LMDeploy under SSRF threat exploited in hours exposes domestic remedies

Less than 13 hours after becoming public, a high-gravity vulnerability in LMDeploy - the open source toolkit to compress, deploy and serve language and vision models - was already being exploited in real environments. The failure, recorded as CVE-2026-33626 with CVSS 7.5 score, is a variant of Server-Side Request Forgery (SSRF) in the vision-language module: a function that downloads images from URLs not valid if these addresses belong to internal networks or cloud metadata services, opening the door to unauthorized access to sensitive resources.

The vector is simple and dangerous: the image loader accepts arbitrary URLs. An input-control attacker may force the server to request internal resources such as the AWS instance metadata service (IMDS), local databases, administrative interfaces in loopback or internal endpoints that are normally not accessible from the Internet. In the reported case, the attackers combined internal port scanning and exfiltration by DNS OOB to confirm and exploit the SSRF capacity as "HTTP primitive."
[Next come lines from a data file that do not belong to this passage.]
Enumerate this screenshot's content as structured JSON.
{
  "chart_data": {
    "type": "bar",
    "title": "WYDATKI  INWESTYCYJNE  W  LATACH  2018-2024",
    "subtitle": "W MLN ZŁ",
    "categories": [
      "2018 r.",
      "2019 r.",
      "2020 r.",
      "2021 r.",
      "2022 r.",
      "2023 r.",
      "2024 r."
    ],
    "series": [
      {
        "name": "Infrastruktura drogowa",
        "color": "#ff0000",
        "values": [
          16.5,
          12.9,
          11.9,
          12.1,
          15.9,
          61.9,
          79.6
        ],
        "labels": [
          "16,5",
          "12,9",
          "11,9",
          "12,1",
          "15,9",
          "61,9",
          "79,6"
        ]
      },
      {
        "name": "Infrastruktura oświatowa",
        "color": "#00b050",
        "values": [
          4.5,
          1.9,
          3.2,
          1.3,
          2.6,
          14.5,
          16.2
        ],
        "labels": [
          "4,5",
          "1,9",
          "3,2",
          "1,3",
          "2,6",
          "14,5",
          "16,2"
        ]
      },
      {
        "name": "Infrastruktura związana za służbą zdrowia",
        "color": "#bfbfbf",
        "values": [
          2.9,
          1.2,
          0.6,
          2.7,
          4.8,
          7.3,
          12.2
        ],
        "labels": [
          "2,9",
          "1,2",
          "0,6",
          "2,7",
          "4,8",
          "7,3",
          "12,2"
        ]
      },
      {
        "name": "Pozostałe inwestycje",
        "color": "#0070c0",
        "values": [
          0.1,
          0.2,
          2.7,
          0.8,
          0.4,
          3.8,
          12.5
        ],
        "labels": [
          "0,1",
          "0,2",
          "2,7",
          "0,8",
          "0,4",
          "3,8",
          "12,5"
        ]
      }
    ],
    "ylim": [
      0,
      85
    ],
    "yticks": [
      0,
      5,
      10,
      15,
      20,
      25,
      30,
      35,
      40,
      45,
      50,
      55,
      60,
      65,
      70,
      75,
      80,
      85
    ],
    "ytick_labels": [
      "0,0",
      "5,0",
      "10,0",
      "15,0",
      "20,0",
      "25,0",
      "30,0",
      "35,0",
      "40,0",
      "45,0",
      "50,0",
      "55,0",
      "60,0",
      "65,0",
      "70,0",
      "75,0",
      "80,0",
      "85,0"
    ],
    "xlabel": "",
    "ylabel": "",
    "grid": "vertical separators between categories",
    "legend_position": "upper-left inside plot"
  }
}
The fact that the holding took place in a matter of hours is no coincidence. In practice, technical divulgations that include the vulnerable code fragment, the parameter name and functional examples act as precise instructions for malicious actors - and today also as prompts for commercial models - accelerating the translation of a detected problem to an operational explosion. This shows a worrying dynamic in the IA infrastructure ecosystem: extremely short response time between publication and attack.

The potential consequences are material and multifaceted. Cloud credentials theft by IMDS, recognition and lateral movement to internal services, commitment of databases or queues, and the possibility of persistence if the server concerned has extended permissions are plausible scenarios. For industrial environments or that run exposed controllers and PLCs, the combination of massive tests and selective scans is a recipe for interruptions and manipulation.

From the operational point of view, the first immediate priority should be to contain the exposure. If your organization uses LMDeploy with vision-language support, apply the official correction if it is already available or temporarily disable the remote image loading features. As an additional containment measure, block or restrict outgoing traffic from inference servers, implement egress rules that allow only explicitly necessary domains and ranges and ensure that there is no direct access to 169.254.169.254 (IMDS) or to loopback interfaces from processes that accept customer URLs.

There are specific mitigation in the cloud that reduce the impact of this type of SSRF. For AWS instances, enable IMDSv2 and set the hop limit or disable access to metadata when it is not necessary to limit an attacker's ability to steal credentials. It is also recommended to apply strict network segmentation, apply white lists of domains for outgoing fets and use inverse or validator proxies that check all / blacklist of IPs and RFC1918 ranges before allowing an external application. In general terms, validating and normalizing URLs entries is mandatory; avoiding this validation was the root of the incident.

In detection and response, look for clear indicators: server requests about 169.254.169.254, loopback connections 127.0.0.1 from processes that do not normally perform them, consultation chains containing URLs provided by third parties, and atypical DNS consultations to OOB domains (out-of-band). Check the models service for request patterns that change between different models or show attempts to scan internal ports. If you suspect commitment, isolate the instance, collect evidence and rotate exposed credentials.

This incident should serve as a reminder that security in model infrastructure is not just traditional hardening: it involves considering how functions designed for flexibility (such as loading a remote image) can become vectors of access to the internal network. Product managers and safety equipment should incorporate network exposure-oriented design reviews, SSRF tests and default output controls in any component that processes external URLs.

To deepen SSRF prevention and mitigation patterns, please refer to the OWASP guide on the subject and AWS documentation for the metadata service, which describe specific production controls: OWASP SSRF Prevention Cheat Sheet and AWS Instance Metadata Service (IMDS) documentation. In addition, the very publication of the finding and the correction can be found in the public advice of the project: GitHub Advisory GHSA-6w67-hwm5-92mq.

In short, organizations that deploy inference models and gateways must assume that the exploits will arrive very quickly after disclosure and prepare both patches and compensatory measures and detection capabilities. Update, segment, monitor and validate inputs are the pillars for reducing immediate risk; sustained improvement requires integrating these practices into the IA infrastructure development and deployment cycle.